Melambangkan kesucian, ketulusan, dan kebahagiaan; alasan utama mengapa florist menggunakannya bersama
dengan mawar, simbol teramat kuat cinta sejati.
-----------------------------------------------------------------------------------------------------------------------------------------------------------------------------------
Deskripsi : Namaku Byun Baekhyun.
Saudara tiriku Park Chanyeol.
Aku adalah kapten tim sepak bola sekolah kami dan peringkatku juga tinggi, kurang lebih.
Saudara tiriku mempunyai IQ 65 “di bawah rata-rata”. Dia menjalani home-schooling selama sebagian besar hidupnya. Ya, dia mengalami keterbelakangan mental. Lumpuh secara intelektual. Cacat secara jasmani. Terserah kau menyebutnya apa. Dia tidak berbuat banyak dalam hidupnya selain menyirami tanaman di toko bunga milik keluarga kami dan berusaha memecahkan soal matematika kelas dua. Dia masih menghitung dengan jari.
Hidupku berubah, sedikitnya, semenjak kepindahannya ke rumah kami.
Namaku Byun Baekhyun dan aku ingin saudara tiriku yang bodoh ini menghilang.

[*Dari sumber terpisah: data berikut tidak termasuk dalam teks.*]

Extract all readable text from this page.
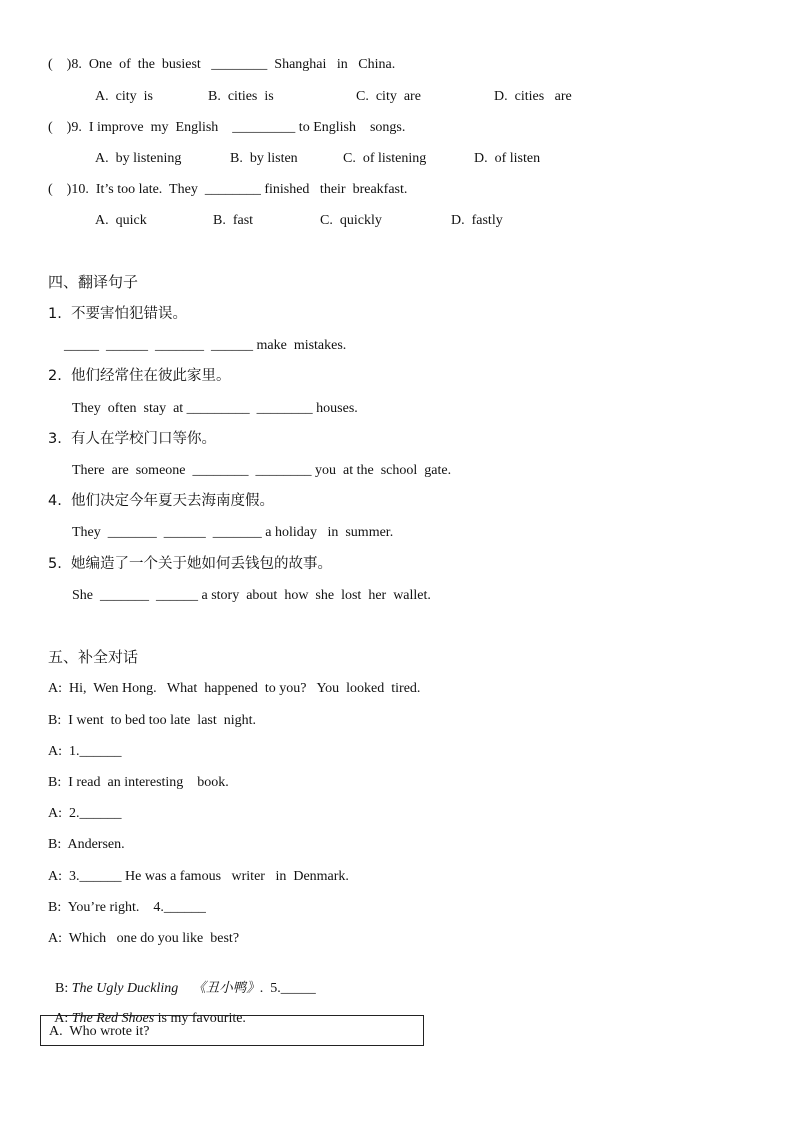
(    )8.  One  of  the  busiest   ________  Shanghai   in   China.
A.  city  is	B.  cities  is	C.  city  are	D.  cities   are
(    )9.  I improve  my  English    _________ to English    songs.
A.  by listening	B.  by listen	C.  of listening	D.  of listen
(    )10.  It’s too late.  They  ________ finished   their  breakfast.
A.  quick	B.  fast	C.  quickly	D.  fastly
四、翻译句子
1.  不要害怕犯错误。
_____  ______  _______  ______ make  mistakes.
2.  他们经常住在彼此家里。
They  often  stay  at _________  ________ houses.
3.  有人在学校门口等你。
There  are  someone  ________  ________ you  at the  school  gate.
4.  他们决定今年夏天去海南度假。
They  _______  ______  _______ a holiday   in  summer.
5.  她编造了一个关于她如何丢钱包的故事。
She  _______  ______ a story  about  how  she  lost  her  wallet.
五、补全对话
A:  Hi,  Wen Hong.   What  happened  to you?   You  looked  tired.
B:  I went  to bed too late  last  night.
A:  1.______
B:  I read  an interesting    book.
A:  2.______
B:  Andersen.
A:  3.______ He was a famous   writer   in  Denmark.
B:  You’re right.    4.______
A:  Which   one do you like  best?

B: The Ugly Duckling 《丑小鸭》.  5._____

A: The Red Shoes is my favourite.

A.  Who wrote it?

-----------------------------------------------------------------------------------------------------------------------
“Hei, bagaimana perasaanmu, Baekyeonce?” senyum Jongin sembari menarik kursi untuk duduk di samping temannya yang tengah dirawat. Setelah berjam-jam lamanya, Baekhyun akhirnya membuka mata dan Jongin kebetulan menjadi orang pertama yang menyaksikan.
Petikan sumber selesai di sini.